Мутанты. Время собирать камни.

22
18
20
22
24
26
28
30

— А если товарищ полковник будет недоволен? — замялся прапорщик. — Видимо, он хотел поморозить узбека в холодильнике ещё одну ночь.

— Не переживай, с полковником я договорюсь, — сказала начальник санчасти и по губам её пробежала злорадная усмешка. — А Шаман пусть научит наглеца хорошим манерам, чтобы тот знал, как вести себя с женщиной. Оскорблять себя, я никому не позволю.

— Слушаюсь, — приложив ладонь к козырьку фуражки, сказал прапорщик. — Разрешите выполнять?

Екатерина Александровна молча кивнула головой и вышла из «дежурки». Покинув помещение штрафного изолятора, она быстрым шагом направилась в свой кабинет, закрылась на ключ, достала из шкафа бутылку с коньяком и фужер, наполнила его до краёв жгучей жидкостью, махом опрокинула содержимое фужера в рот, тут же налила ещё один. Оскорблённое самолюбие властной женщины взывало к действию. Ещё ни разу в жизни она не была отвергнута мужчиной. Наоборот, она, пресытившись очередным любовником, выбрасывала того без всякого сожаления, как использованный презерватив.

— Ничего, голубчик, никуда ты от меня не денешься, я же видела, что ты тоже хочешь меня, — усмехнулась Екатерина Александровна, опускаясь в уютное кожаное кресло. — Гонор с тебя немного собьют, и тогда ты сам приползёшь ко мне на коленях, и будешь просить прощение.

…Остановившись возле камеры, прапорщик нарочито долго перебирал связку ключей, словно искал, и никак не мог найти нужный. Наконец, вставив ключ в замок, прапорщик потянул дверь на себя. Звякнув металлическими запорами, та распахнулась.

— Принимайте нового постояльца в свою компанию, — сказал прапорщик и посторонился, впуская Руфата в камеру.

— Тут и так воздуха не хватает, шестеро нас! — все, как один, возмутились в камере. — Куда же ещё седьмого!?

— Ничего, вам же теплее будет, — засмеялся прапорщик и, выходя из камеры, захлопнул за собой дверь.

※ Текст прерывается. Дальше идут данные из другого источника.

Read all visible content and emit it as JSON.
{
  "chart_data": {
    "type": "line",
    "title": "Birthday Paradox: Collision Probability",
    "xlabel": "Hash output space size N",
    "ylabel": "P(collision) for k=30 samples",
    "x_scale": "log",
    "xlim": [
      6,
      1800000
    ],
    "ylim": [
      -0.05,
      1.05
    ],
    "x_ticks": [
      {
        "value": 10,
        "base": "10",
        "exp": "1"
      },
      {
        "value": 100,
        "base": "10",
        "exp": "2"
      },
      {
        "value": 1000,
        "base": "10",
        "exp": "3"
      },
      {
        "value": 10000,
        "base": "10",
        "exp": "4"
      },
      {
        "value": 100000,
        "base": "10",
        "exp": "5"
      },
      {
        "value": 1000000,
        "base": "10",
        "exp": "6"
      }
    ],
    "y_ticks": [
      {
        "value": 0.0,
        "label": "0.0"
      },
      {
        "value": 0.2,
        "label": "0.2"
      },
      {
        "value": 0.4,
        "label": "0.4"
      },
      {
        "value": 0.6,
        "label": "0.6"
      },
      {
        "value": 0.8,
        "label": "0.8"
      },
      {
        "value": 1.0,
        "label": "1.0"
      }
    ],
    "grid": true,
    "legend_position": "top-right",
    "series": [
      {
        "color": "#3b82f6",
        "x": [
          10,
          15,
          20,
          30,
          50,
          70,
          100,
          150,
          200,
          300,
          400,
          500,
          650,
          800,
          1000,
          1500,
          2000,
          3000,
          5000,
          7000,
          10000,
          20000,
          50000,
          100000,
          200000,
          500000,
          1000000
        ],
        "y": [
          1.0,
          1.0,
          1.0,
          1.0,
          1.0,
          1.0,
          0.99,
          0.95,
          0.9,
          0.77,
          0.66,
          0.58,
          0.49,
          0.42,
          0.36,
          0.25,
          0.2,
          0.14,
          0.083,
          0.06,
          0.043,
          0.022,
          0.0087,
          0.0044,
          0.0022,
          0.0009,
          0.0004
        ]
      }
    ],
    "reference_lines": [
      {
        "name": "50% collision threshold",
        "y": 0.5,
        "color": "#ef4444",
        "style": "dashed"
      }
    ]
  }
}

— Ну, ты посмотри, что делают, суки! Половина трюмов свободна, а они уплотняют! Мало того, что закупорили нас, как сельдь в банку, так они ещё и издеваются!

Камера, куда перевели Руфата, была размером раза в три больше «боксика», в котором он провёл сутки, и выгодно отличалась от него. Здесь был не бетонный, а деревянный пол, на ночь заключённым выдавались лежаки, за невысоким бетонным барьером, туалет — забетонированная в полу клозетная чаша и в камере было тепло.

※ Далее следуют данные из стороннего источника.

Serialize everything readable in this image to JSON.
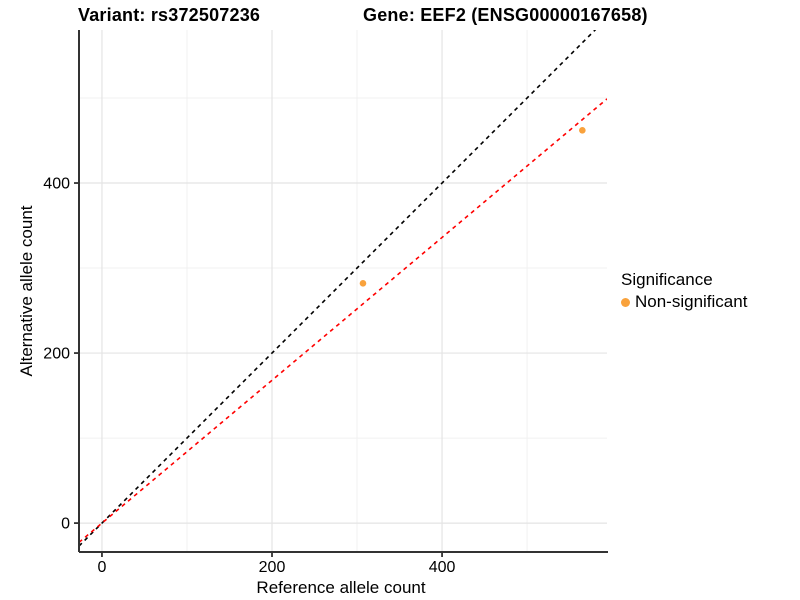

Осмотревшись, Руфат нашёл взглядом свободное место, молча опустился на корточки и, прислонившись спиной к стене, закрыл глаза. После всего пережитого, хотелось забыться и отдохнуть. Вскоре страсти вокруг уплотнения жилплощади улеглись, и всё внимание обитателей камеры переключилось на новичка.

— Ты, кто по жизни, будешь? — обратился к Руфату с вопросом один из обитателей камеры, совсем ещё молодой, но крепкого спортивного телосложения парень, с явно выраженной, кавказской внешностью. — Какой масти?

Открыв глаза и взглянув на парня исподлобья, Руфат промолчал. Решил, что ниже его достоинства, вступать в полемику с молодым — в камере были люди и постарше.

— Ты не молчи, ботало-то, открой. Или тебе западло разговаривать с нами?

— Тебе чего надо? — нахмурившись, спросил Руфат и встал.

— Когда тебя спрашивают, надо отвечать, — сказал парень и подошёл поближе.

— Много чести будет для тебя, сопляк, — усмехнулся Руфат.

— Ни хрена себе! Это же рамс! Какое-то чмо будет здесь зехера выкидывать!? — с растерянным видом завопил парень и оглянулся на сокамерников, явно надеясь на поддержку. — Надо его на парашу посадить!

— Ну, так посади, — с безразличным видом сказал один из сокамерников. Остальные, с ухмылками, наблюдали за развитием событий.